Shenzhen Longgang District proposes up to 10 million yuan in equity investment support, and subsequent policies also uniformly include “equity investment” as standard. Some even offer OPC-specific credit products and 50% loan interest subsidies.
These reward and subsidy policies have some rationality. New business opportunities in their nascent stage face high costs and risks. Government support can lower entrepreneurial barriers and risks, allowing greater innovation and entrepreneurship. However, subsidy policies should focus on “ensuring basic needs” and not turn into competitions of scale or coverage. Fiscal resources are scarce and precious; more impact can be achieved by investing in employment, education, and other public welfare issues.
“Lobster farming” should not turn into “picking lobsters.” Many see OpenClaw as a “DeepSeek moment” for intelligent agents, eager to take risks rather than miss out. OpenClaw indeed demonstrates AI’s potential to move from guiding humans to independently performing tasks, but the development of intelligent agents is still in a very early stage. Even with OpenClaw, issues like deployment difficulty, compatibility, and high token consumption remain, not to mention serious security risks.
Take ChatGPT as an example: its competitors can quickly catch up or even surpass it in certain areas. The technical barrier for AI applications like OpenClaw is much lower, and better intelligent agent tools may emerge in the future. Policy support for new technologies should encourage fundamental technological innovation rather than selecting winners.

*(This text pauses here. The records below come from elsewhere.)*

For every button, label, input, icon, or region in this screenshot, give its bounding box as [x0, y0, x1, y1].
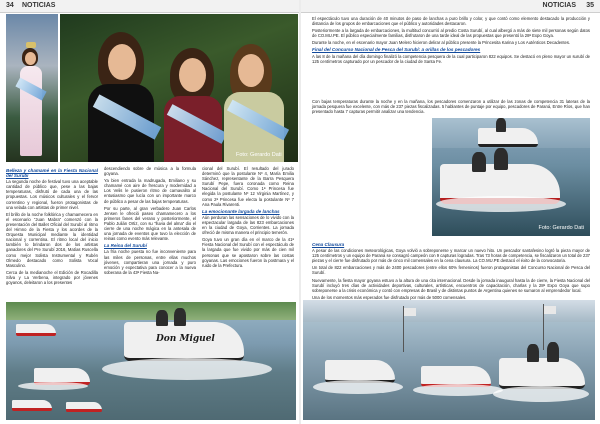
subhead-cena-clausura: Cena Clausura — [312, 242, 345, 247]
page-fold — [299, 0, 301, 424]
subhead-largada-lanchas: La emocionante largada de lanchas — [202, 208, 280, 214]
right-mid-text — [312, 99, 590, 116]
photo-credit-fishermen: Foto: Gerardo Dati — [538, 225, 584, 231]
paragraph: Un total de 822 embarcaciones y más de 2400 pescadores (entre ellos 60% femeninos) fueron protagonistas del Concurso Nacional de Pesca del Surubí. — [312, 265, 590, 276]
paragraph: Durante la noche, en el escenario mayor Juan Melero hicieron delirar al público presente la Princesita Karina y Los Auténticos Decadentes. — [312, 40, 571, 46]
left-column-3 — [202, 166, 294, 270]
left-section-title: NOTICIAS — [22, 2, 56, 9]
left-page-number: 34 — [6, 2, 14, 9]
paragraph: La segunda noche de festival tuvo una aceptable cantidad de público que, pese a las bajas temperaturas, disfrutó de cada una de las propuestas. Los músicos culturales y el fervor correntino y regional, fueron protagonistas de una velada con artistas de primer nivel. — [6, 179, 98, 210]
paragraph: Ya bien entrada la madrugada, Emiliano y su chamamé con aire de frescura y modernidad a Los Velis le pusieron ritmo de carnavalito al entusiasmo que lucía con un importante marco de público a pesar de las bajas temperaturas. — [104, 178, 196, 204]
paragraph: descendiendo sobre de música a la formula goyana. — [104, 166, 196, 177]
paragraph: La fría noche puesta no fue inconveniente para las miles de personas, entre ellas muchos jóvenes, compartieran una jornada y puro emoción y expectativa para conocer a la nueva soberana de la 43ª Fiesta Na- — [104, 249, 196, 275]
paragraph: El espectáculo tuvo una duración de 40 minutos de paso de lanchas a puro brillo y color, y que contó como elemento destacado la producción y distancia de los grupos de embarcaciones que el público y autoridades destacaron. — [312, 16, 590, 27]
photo-boats-racing — [303, 300, 595, 420]
paragraph: Posteriormente a la largada de embarcaciones, la multitud concurrió al predio Costa Surubí, al cual albergó a más de siete mil personas según datos de CO.MU.PE. El público especialmente familias, disfrutaron de una tarde ideal de las propuestas que presentó la 28ª Expo Goya. — [312, 28, 590, 39]
boat-name-label: Don Miguel — [156, 334, 215, 344]
subhead-belleza-chamame: Belleza y chamamé en la Fiesta Nacional del Surubí — [6, 168, 98, 179]
left-column-2 — [104, 166, 196, 277]
paragraph: cional del Surubí. El resultado del jurado determinó que la postulante Nº 4, María Emilia Sánchez, representante de la Barra Pesquera Surubí Pepe, fuera coronada como Reina Nacional del Surubí. Como 1ª Princesa fue elegida la postulante Nº 12 Virginia Martínez, y como 2ª Princesa fue electa la postulante Nº 7 Ana Paula Rivarenti. — [202, 166, 294, 207]
paragraph: Goya tuvo un gran día en el marco de la 41ª Fiesta Nacional del Surubí con el espectáculo de la largada que fue vivido por más de cien mil personas que se apostaron sobre las costas goyanas. Las emociones fueron la postmara y el ruido de la Prefectura. — [202, 237, 294, 268]
photo-queens-trio — [60, 14, 298, 162]
paragraph: A pesar de las condiciones meteorológicas, Goya volvió a sobreponerse y marcar un nuevo hito. Un pescador santafesino logró la pieza mayor de 125 centímetros y un equipo de Paraná se consagró campeón con 9 capturas logradas. Tras 73 horas de competencia, se fiscalizaron un total de 237 piezas y el cierre fue disfrutado por más de cinco mil comensales en la cena clausura. La CO.MU.PE destacó el éxito de la convocatoria. — [312, 248, 590, 264]
paragraph: A las 8 de la mañana del día domingo finalizó la competencia pesquera de la cual participaron 822 equipos. Se destacó en pleno mayor un surubí de 125 centímetros capturado por un pescador de la ciudad de Santa Fe. — [312, 53, 590, 64]
left-column-1 — [6, 166, 98, 287]
paragraph: Una de los momentos más esperados fue disfrutado por más de 5000 comensales. — [312, 294, 467, 300]
photo-boats-launch — [6, 302, 296, 420]
paragraph: El brillo de la noche folklórica y chamamecera en el escenario “Juan Mabra” comenzó con la presentación del Ballet Oficial del Surubí al ritmo del Himno de la Fiesta y los acordes de la Orquesta Municipal mediante la identidad nacional y correntina. El ritmo local del inicio también lo brindaron dos de los artistas ganadores del Pre Surubí 2016, Matías Ruscella como mejor Solista Instrumental y Rubén Olmedo destacado como Solista Vocal Masculino. — [6, 211, 98, 268]
right-intro-text — [312, 16, 590, 66]
photo-queen-on-stage — [6, 14, 58, 162]
paragraph: Con bajas temperaturas durante la noche y en la mañana, los pescadores comenzaron a utilizar de las zonas de competencia 31 lateras de la jornada pesquera fue excelente, con más de 237 piezas fiscalizadas. 5 hablantes de puntaje por equipo, pescadores de Paraná, Entre Ríos, que han presentado hasta 7 capturas permitir analizar una tendencia. — [312, 99, 590, 115]
subhead-final-concurso: Final del Concurso Nacional de Pesca del Surubí: a orillas de los pescadores — [312, 47, 481, 53]
paragraph: Cerca de la medianoche el Edición de Rocadilla Silva y La Verbena, integrado por jóvenes goyanos, deleitaron a los presentes — [6, 269, 98, 285]
paragraph: Por su parte, al gran verbadero Juan Carlos Jensen le ofreció paseo chamamecero a los primeros fanes del verano y posteriormente, el Pablo Julián Ortiz, con su “lluvia del alma” dio el cierre de una noche mágica en la antesala de una jornada de eventos que tuvo la elección de reinas como evento más relevante. — [104, 205, 196, 242]
right-page-number: 35 — [586, 2, 594, 9]
photo-credit-queens: Foto: Gerardo Dati — [236, 152, 282, 158]
right-section-title: NOTICIAS — [542, 2, 576, 9]
paragraph: Aún perduran las sensaciones de lo vivido con la espectacular largada de las 823 embarcaciones en la ciudad de Goya, Corrientes. La jornada ofreció de misma manera el principio temerón. — [202, 214, 294, 236]
subhead-reina-surubi: La Reina del Surubí — [104, 243, 147, 249]
photo-fishermen-boat — [432, 118, 590, 236]
paragraph: Nuevamente, la fiesta mayor goyana estuvo a la altura de una cita internacional. Desde la jornada inaugural hasta la de cierre, la Fiesta Nacional del Surubí incluyó tres días de actividades deportivas, culturales, artísticas, encuentros de capacitación, charlas y la 28ª Expo Goya que supo sobreponerse a la crisis económica y contó con empresas de Brasil y de distintas puntos de Argentina quienes se sumaron al emprendedor local. — [312, 277, 590, 293]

Clearly, OpenClaw is far from being the ultimate solution for intelligent agents. Currently, supporting policies favor OpenClaw, but this is not “lobster farming”—it’s “picking lobsters,” which could crowd out other innovative AI developments. During the early stages of new technology, this is highly detrimental to innovation.
I also note that some regions include other intelligent agents in their support policies, but these are only mentioned briefly. From an entrepreneur’s perspective, they are more likely to choose OpenClaw to receive rewards than other “less popular” intelligent agents. The answer is obvious.
“Lobster farming” should not turn into “fattening shrimps.” The success of a new technology is always the result of market selection. Market selection must consider availability, cost, safety, and other factors. The development of intelligent agents also follows these principles. Comprehensive subsidies for computing power, data, models, office space, and living expenses do lower entrepreneurial barriers, but products built on these subsidies often have artificially suppressed costs. Without subsidies, their commercialization stories become much harder. If many “fattened shrimps” appear simultaneously, the market will only clear through brutal淘汰, incurring huge economic costs.
The steam engine case best illustrates how new technology succeeds. Early steam engines were heavy and inefficient, consuming大量煤炭. For coal mine owners, coal was cheap, so high energy consumption was acceptable, but for textile factories, such steam engines were uneconomical. It wasn’t until Watt improved the steam engine, significantly reducing energy consumption, that it could be widely applied in textiles, mining, transportation, and other industries.
AI development must also address cost issues, with computing power being the key. Behind computing power is energy, which has become a critical bottleneck for AI development. Intelligent agents consume enormous amounts of computing resources; solving cost issues is essential for widespread application. However, subsidies reduce entrepreneurs’ focus on this problem, much like coal mine owners with endless coal, who have no incentive to improve steam engine efficiency.